Human machine interfaces (HMI) are found virtually everywhere. From production factories and engineering plants to residential homes and consumer vehicles, they are used to enhance usability. Now, one of the world’s largest automakers has announced plans to develop variable HMI concepts for use in its cars.
When speaking at the annual carIT Congress in Frankfurt Germany, Volkswagen’s lead electrical development engineer said future cars need driver-situation dependent concepts. “Future cars will need such driver-situation dependent concepts“” said Volkmar Tanneberger. The VW team leader went on to say that HMI is a strong point for the automaker’s brand, and that “user experience is central to our ability to inspire people.”
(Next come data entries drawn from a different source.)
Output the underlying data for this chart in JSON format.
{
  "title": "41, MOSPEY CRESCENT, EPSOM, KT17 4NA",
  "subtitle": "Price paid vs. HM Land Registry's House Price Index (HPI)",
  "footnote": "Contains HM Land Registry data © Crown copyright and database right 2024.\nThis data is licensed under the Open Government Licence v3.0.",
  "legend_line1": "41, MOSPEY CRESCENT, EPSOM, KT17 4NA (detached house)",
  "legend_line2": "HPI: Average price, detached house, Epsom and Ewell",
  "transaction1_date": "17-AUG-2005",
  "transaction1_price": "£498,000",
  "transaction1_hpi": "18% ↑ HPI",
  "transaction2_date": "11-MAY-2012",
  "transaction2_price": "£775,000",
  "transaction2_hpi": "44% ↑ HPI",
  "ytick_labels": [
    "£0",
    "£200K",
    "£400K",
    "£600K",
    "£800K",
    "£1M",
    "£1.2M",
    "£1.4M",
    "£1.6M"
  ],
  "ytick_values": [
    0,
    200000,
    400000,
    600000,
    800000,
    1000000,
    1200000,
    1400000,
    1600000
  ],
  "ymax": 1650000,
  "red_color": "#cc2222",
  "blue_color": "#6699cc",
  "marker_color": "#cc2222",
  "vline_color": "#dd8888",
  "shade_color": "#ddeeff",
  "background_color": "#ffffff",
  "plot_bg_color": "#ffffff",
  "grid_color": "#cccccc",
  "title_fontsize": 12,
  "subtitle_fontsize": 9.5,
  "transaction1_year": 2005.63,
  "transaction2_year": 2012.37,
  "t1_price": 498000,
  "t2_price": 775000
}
We know that VW is hoping to capitalize on the ever-growing trend of HMI, but how exactly does it plan to implement HMI into its vehicles? Everything is pure speculation at this point, but some sources are claiming that it will introduce gesture controls. Gesture controls have long been used in smartphones and tablets, allowing mobile users to perform various commands like unlock, lock, snap a photo, open email, etc. simply by making hand gestures in front of the camera. VW could implement a similar gesture control feature in its automobiles. Imagine changing the radio station or turning up the air conditioner by moving your hands instead of actually touching the dash controls. Sounds pretty cool, high?
Of course, there are some hurdles to implementing gesture controls is automobiles. As noted by Tanneberger, there needs to be some type of standard used by automakers. If gesture controls are different between the different automakers, it could lead to confusion among drivers. This means automakers must coordinate with one another to create a universal standard that dictates how the gesture controls will work. If swiping your hand left turns on the radio in a VW, it should do the same for a BMW.
Touchscreen panels are another form of HMI that we’ll likely see more of in the years to come. Nearly all of the major automakers already offer touchscreen interfaces, but it’s now becoming an almost standard feature in modern-day cars and trucks.